1 minute read

Fully Connected Layer

The most naive approach to process an image is to flatten all of its pixels into a vector and feed it into a fully connected layer.

Pros:

  • Very easy and straightforward to implement.

Cons:

  • It does not take into account spatial information of the pixels, i.e., each pixel is treated as an independent feature.
  • The number of parameters grows quadratically with the image size. For example, a 224x224 RGB image has already consumes 150k parameters.

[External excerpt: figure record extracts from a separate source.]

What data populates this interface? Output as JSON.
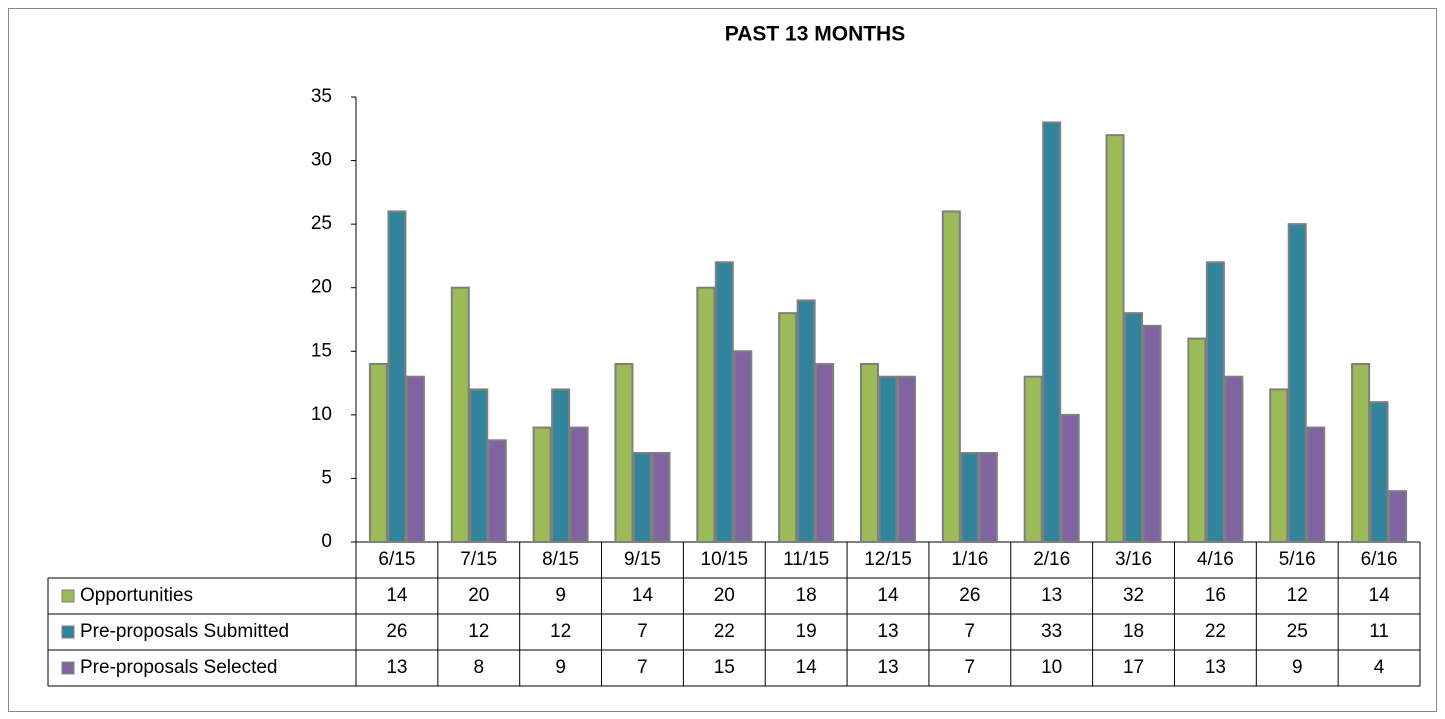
{
  "chart_data": {
    "type": "bar",
    "title": "PAST 13 MONTHS",
    "categories": [
      "6/15",
      "7/15",
      "8/15",
      "9/15",
      "10/15",
      "11/15",
      "12/15",
      "1/16",
      "2/16",
      "3/16",
      "4/16",
      "5/16",
      "6/16"
    ],
    "series": [
      {
        "name": "Opportunities",
        "color": "#9bbb59",
        "values": [
          14,
          20,
          9,
          14,
          20,
          18,
          14,
          26,
          13,
          32,
          16,
          12,
          14
        ]
      },
      {
        "name": "Pre-proposals Submitted",
        "color": "#31849b",
        "values": [
          26,
          12,
          12,
          7,
          22,
          19,
          13,
          7,
          33,
          18,
          22,
          25,
          11
        ]
      },
      {
        "name": "Pre-proposals Selected",
        "color": "#8064a2",
        "values": [
          13,
          8,
          9,
          7,
          15,
          14,
          13,
          7,
          10,
          17,
          13,
          9,
          4
        ]
      }
    ],
    "ylim": [
      0,
      35
    ],
    "yticks": [
      0,
      5,
      10,
      15,
      20,
      25,
      30,
      35
    ],
    "grid": false
  }
}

Convolutional Neural Network

CNN has been around since 1998. The main idea of CNN is the filter/kernel that is applied for each patch of the image. This filter is shared across the entire image. The value of the filter is learned during training.

cnn

Pros:

  • It takes into account spatial information of the pixels due to the convolution operation.
  • The number of parameters is controlled by the filter size and the number of filter, which is independent of the image size.

Cons:

  • Cannot capture long-range dependencies between pixels that are located faraway (depending on the filter size).

Vision Transformer

After the booming of transformer in NLP, it is also adopted to the vision domain. The first work that introduces it is ViT. The main idea is to treat the image as a sequence of patches. Each patch is flattened into a vector and fed into a transformer encoder.

vit

Pros:

  • It can capture long-range dependencies between pixels because each pixel can attend to every other pixel.

Cons:

  • It inherits the computational limitation of transformers in which the computational cost grows quadratically with the sequence length.
  • Transformer lacks inductive biases inherent to CNN, such as translation equivariance and locality.

Swin Transformer

Motivated by the problems in ViT, Swin-ViT proposes a new architecture that combines the best of both worlds. The main idea is to perform the self-attention mechanism but only on patches of the image instead of the whole image as in ViT. This way the computational cost does not grow quadratically with the image size. Moreover, this also introduce back the inductive biases that are inherent to CNN.

swin

Pros:

  • Significantly lower number of parameters compared to ViT, but achieves better performance.

Cons:

  • The computational cost is still high compared to CNN.